Метнул тут Неистовый взгляд яростный, страшный, как стрела громовая, зарычал, как насмерть раненный, двурушным мечом взмахнул. И пропали с морского берега все его люди до единого. Только змея Изольда издали страшным смехом дразнила.

А грозный викинг Гуннар Неистовый двурушный свой меч в сырой песок воткнул, в море вошел и, подняв руки, кричал вслед кораблям:

— Вольга! Вольга! Вольга!

И столько было в его криках горя и больной бессильной ярости, что дрогнули прибрежные скалы, со скал снялись тучи птиц и закрыли уходящие корабли.

Про Семена-Ложкаря

1

По обширной и доброй земле бежала река, такая широкая и длинная, что люди, жившие по одну ее сторону, не знали обычаев населения другой стороны, а племена, обитавшие у истоков, не ведали, какие народы населяют земли в ее низовьях. От правого берега реки до теплых морей и высоких гор простирались владения грозного царя, его бояр и опричников, а на другом берегу был сосново-березовый край, ничейная и свободная земля под дремучими лесами.

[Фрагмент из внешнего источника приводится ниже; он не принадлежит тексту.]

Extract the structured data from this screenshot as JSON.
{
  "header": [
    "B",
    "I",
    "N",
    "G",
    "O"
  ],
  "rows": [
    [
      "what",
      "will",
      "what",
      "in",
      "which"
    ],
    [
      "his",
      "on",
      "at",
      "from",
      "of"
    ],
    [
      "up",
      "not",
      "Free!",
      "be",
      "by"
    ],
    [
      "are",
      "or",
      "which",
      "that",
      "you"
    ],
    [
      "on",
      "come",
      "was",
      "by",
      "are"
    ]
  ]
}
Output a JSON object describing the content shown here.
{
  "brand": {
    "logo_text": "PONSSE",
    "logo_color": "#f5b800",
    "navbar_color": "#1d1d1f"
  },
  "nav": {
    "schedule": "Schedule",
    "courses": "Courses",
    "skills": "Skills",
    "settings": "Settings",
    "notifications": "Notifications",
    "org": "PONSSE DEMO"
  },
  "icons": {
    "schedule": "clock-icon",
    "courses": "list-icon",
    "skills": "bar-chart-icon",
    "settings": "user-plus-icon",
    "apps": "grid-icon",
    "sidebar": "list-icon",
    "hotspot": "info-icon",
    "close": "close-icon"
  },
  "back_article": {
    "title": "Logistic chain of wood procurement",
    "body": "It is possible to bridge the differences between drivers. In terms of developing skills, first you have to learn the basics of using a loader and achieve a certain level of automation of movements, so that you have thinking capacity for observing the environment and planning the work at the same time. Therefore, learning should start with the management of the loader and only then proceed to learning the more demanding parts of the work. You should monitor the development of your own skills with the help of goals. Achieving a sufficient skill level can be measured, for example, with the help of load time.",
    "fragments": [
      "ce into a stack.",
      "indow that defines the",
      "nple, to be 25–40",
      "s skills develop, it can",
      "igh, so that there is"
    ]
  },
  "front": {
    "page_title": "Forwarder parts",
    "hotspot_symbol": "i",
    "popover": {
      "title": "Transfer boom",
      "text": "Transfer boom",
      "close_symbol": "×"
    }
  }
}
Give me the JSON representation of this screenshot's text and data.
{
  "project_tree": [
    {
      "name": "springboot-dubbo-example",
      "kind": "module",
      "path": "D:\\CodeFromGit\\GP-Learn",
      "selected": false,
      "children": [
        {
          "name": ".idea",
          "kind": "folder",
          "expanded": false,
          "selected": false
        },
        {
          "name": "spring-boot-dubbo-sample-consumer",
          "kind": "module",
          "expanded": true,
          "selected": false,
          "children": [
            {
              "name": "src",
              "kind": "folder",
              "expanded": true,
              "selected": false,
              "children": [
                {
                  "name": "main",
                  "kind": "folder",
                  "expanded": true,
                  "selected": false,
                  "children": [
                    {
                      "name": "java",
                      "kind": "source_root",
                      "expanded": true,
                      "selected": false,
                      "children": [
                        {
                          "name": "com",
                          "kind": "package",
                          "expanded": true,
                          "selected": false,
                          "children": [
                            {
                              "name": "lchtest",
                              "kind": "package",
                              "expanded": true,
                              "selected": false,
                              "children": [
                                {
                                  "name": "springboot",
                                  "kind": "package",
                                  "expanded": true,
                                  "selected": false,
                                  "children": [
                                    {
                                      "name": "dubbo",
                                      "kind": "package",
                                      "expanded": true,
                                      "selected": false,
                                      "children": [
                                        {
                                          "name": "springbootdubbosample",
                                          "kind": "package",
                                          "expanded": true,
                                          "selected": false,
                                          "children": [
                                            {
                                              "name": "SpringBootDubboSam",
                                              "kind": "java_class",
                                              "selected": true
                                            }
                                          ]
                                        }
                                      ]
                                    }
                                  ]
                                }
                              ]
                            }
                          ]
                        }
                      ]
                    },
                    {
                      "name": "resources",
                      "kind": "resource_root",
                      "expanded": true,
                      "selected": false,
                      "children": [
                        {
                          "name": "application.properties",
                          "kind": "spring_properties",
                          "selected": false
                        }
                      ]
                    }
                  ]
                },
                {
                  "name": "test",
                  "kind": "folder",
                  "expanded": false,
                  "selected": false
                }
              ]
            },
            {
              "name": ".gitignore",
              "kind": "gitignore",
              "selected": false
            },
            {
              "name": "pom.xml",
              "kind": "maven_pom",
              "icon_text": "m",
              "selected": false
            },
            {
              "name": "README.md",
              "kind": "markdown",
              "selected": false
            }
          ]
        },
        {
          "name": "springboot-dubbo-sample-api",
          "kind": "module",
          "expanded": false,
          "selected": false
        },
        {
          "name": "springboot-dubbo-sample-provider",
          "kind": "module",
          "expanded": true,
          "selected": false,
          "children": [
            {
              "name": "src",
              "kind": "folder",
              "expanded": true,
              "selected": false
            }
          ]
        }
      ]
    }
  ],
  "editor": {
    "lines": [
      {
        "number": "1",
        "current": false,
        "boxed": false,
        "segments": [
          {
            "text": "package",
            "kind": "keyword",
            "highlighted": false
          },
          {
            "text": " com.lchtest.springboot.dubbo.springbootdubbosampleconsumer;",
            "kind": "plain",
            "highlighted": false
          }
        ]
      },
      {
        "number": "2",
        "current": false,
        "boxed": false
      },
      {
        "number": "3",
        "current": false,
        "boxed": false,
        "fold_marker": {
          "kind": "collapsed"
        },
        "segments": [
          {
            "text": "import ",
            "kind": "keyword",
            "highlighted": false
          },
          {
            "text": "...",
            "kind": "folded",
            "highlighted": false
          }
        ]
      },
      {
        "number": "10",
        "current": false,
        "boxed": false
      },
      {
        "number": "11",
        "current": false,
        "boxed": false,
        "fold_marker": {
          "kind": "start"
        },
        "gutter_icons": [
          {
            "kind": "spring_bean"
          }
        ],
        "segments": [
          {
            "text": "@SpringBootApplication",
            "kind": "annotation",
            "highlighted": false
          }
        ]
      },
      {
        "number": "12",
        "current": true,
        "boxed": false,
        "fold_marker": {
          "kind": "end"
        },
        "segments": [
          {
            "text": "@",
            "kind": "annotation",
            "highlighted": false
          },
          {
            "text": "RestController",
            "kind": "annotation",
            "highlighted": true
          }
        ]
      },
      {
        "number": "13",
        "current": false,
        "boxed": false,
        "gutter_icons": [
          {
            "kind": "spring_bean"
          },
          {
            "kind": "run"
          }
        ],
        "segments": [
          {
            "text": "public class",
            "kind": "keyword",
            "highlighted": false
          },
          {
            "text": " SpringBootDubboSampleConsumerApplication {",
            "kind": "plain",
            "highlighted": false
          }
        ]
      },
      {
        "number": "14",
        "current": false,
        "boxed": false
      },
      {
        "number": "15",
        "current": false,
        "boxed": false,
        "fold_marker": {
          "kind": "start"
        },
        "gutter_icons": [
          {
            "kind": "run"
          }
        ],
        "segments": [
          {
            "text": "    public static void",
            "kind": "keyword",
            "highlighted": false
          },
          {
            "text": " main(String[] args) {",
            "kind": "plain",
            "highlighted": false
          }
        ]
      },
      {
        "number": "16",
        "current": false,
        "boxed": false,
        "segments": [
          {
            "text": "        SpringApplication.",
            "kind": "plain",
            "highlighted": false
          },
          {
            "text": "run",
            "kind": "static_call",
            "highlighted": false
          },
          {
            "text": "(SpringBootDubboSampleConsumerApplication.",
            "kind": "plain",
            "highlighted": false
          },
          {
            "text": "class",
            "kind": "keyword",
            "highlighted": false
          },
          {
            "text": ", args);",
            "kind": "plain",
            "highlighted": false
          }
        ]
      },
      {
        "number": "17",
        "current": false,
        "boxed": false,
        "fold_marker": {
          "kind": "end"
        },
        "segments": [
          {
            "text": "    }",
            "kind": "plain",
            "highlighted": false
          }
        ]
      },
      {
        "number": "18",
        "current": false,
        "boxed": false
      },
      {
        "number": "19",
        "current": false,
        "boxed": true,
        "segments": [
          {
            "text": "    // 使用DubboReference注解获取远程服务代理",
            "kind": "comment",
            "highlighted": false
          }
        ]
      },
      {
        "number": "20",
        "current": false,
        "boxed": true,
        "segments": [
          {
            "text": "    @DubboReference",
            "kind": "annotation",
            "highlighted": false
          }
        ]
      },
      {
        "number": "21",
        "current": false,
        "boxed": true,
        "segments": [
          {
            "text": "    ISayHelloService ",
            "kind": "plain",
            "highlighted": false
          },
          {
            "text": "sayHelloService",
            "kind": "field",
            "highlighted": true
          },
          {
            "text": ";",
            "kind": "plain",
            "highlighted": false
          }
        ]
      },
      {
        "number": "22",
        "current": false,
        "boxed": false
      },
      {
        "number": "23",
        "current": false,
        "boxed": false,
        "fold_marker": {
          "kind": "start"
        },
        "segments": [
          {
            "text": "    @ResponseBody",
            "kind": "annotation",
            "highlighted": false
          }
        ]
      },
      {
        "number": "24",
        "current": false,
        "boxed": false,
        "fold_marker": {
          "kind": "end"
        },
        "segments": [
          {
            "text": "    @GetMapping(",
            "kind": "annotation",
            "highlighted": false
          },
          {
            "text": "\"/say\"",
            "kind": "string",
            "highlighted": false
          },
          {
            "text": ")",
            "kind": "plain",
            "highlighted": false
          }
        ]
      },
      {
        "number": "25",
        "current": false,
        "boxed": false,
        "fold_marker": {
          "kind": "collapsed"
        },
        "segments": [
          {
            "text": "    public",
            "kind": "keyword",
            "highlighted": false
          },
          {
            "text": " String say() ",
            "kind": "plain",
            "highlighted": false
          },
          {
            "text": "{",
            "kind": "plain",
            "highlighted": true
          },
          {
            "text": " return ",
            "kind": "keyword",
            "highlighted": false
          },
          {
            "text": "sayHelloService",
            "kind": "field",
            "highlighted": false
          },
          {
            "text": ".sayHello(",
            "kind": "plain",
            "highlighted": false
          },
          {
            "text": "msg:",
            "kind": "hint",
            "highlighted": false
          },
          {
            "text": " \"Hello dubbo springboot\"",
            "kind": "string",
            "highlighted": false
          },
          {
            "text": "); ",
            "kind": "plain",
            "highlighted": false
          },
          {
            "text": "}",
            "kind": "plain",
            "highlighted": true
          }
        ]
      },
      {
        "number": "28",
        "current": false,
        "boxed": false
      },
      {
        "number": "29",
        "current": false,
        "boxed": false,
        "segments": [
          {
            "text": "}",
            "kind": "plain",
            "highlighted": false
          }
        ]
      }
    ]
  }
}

А жил на ней мастер-умелец по кленовой и березовой ложке, «Семен-Ложкарь» по прозвищу. С ним в соседях вокруг мордва, мещера да мурома, звероловы да хлеборобы русские, что с правого берега от ярма и неволи сюда попрятались. Жил Семен-Ложкарь в просторной черной избе над дикой лесной речкой Санахтой со своей женой Катериной и дочкой Авдоткой. Втроем успевали они делать ложки кленовые и березовые далеко на все стороны, да такие приглядные и ловкие, что люди тюрю с квасом, горох и кисель без масла и приправы хлебали да прихваливали! И пошла про Семена слава по лесам, городам и весям Поволжья, да на его беду дошла она до царской вотчины.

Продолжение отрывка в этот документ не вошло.